Even the youngest students--kindergarteners--will benefit from printable worksheets. They will help your little one learn and master basic concepts in way that will capture and hold their attention. Remember that small kids enjoy doing things rather than simply reading or listening.
Granted, that will always be a tough uphill battle for math to win out over most video games, but the point is, students today are much more immersed in technology than ever before. So even if you need to pass out a math worksheet to review concepts and formulas, it will greatly benefit your cause if you design the worksheet to be as stimulating as possible.
How many kids in school have done their homework?

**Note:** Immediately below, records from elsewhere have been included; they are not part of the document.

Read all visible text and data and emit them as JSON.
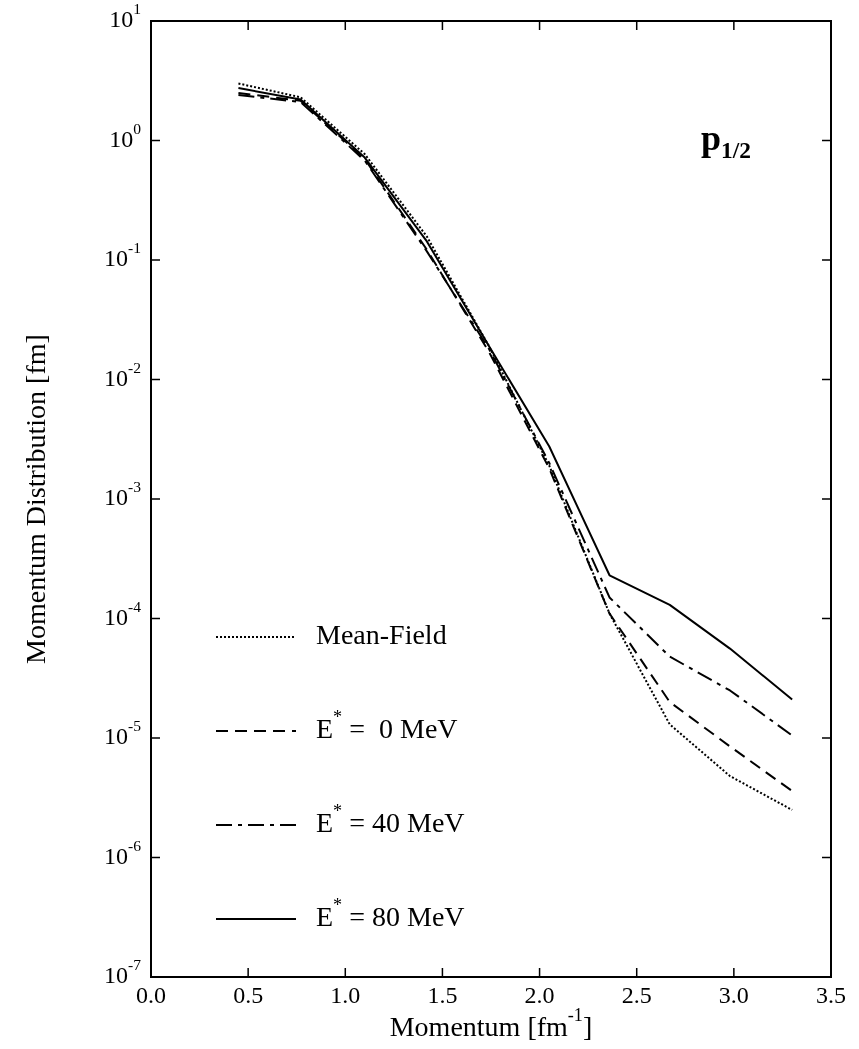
{
  "chart_data": {
    "type": "line",
    "xlabel": "Momentum [fm$^{-1}$]",
    "ylabel": "Momentum Distribution [fm]",
    "log": "y",
    "marker": "none",
    "legend": "bottom left",
    "grid": false,
    "annotations": [
      "p$_{1/2}$"
    ],
    "x": [
      0.45,
      0.77,
      1.1,
      1.42,
      1.74,
      2.05,
      2.36,
      2.67,
      2.98,
      3.3
    ],
    "xlim": [
      0,
      3.5
    ],
    "xticks": [
      {
        "value": 0,
        "label": "0.0"
      },
      {
        "value": 0.5,
        "label": "0.5"
      },
      {
        "value": 1,
        "label": "1.0"
      },
      {
        "value": 1.5,
        "label": "1.5"
      },
      {
        "value": 2,
        "label": "2.0"
      },
      {
        "value": 2.5,
        "label": "2.5"
      },
      {
        "value": 3,
        "label": "3.0"
      },
      {
        "value": 3.5,
        "label": "3.5"
      }
    ],
    "ylim": [
      1e-07,
      10
    ],
    "yticks": [
      {
        "value": 1e-07,
        "label": "10$^{-7}$"
      },
      {
        "value": 1e-06,
        "label": "10$^{-6}$"
      },
      {
        "value": 1e-05,
        "label": "10$^{-5}$"
      },
      {
        "value": 0.0001,
        "label": "10$^{-4}$"
      },
      {
        "value": 0.001,
        "label": "10$^{-3}$"
      },
      {
        "value": 0.01,
        "label": "10$^{-2}$"
      },
      {
        "value": 0.1,
        "label": "10$^{-1}$"
      },
      {
        "value": 1,
        "label": "10$^{0}$"
      },
      {
        "value": 10,
        "label": "10$^{1}$"
      }
    ],
    "series": [
      {
        "name": "Mean-Field",
        "color": "#000000",
        "line_style": "dotted",
        "values": [
          3.0,
          2.3,
          0.77,
          0.157,
          0.019,
          0.0019,
          0.00011,
          1.3e-05,
          4.8e-06,
          2.5e-06
        ]
      },
      {
        "name": "E$^{*}$ =  0 MeV",
        "color": "#000000",
        "line_style": "dashed",
        "values": [
          2.5,
          2.15,
          0.7,
          0.122,
          0.017,
          0.0018,
          0.00011,
          2e-05,
          8.5e-06,
          3.6e-06
        ]
      },
      {
        "name": "E$^{*}$ = 40 MeV",
        "color": "#000000",
        "line_style": "dashdot",
        "values": [
          2.4,
          2.1,
          0.68,
          0.118,
          0.018,
          0.002,
          0.00015,
          4.8e-05,
          2.5e-05,
          1.05e-05
        ]
      },
      {
        "name": "E$^{*}$ = 80 MeV",
        "color": "#000000",
        "line_style": "solid",
        "values": [
          2.75,
          2.2,
          0.72,
          0.143,
          0.019,
          0.00275,
          0.00023,
          0.00013,
          5.6e-05,
          2.1e-05
        ]
      }
    ]
  }
}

Again this can be answered in several ways: in percentages, 70%; or in ratio, 7:10; Both of these mean out of ten kids in class there are seven good ones who did and three not-so-good ones who didn't. The bottom line is that kids learn math much better when it makes sense.
In my 5th grade classroom, we use a math review series that's engaging and entertaining at the same time. In essence they are simply halfpage handouts with ten standards based math problems woven into a special picture or exciting scene. Remember, I want to keep the math review time quick, but effective.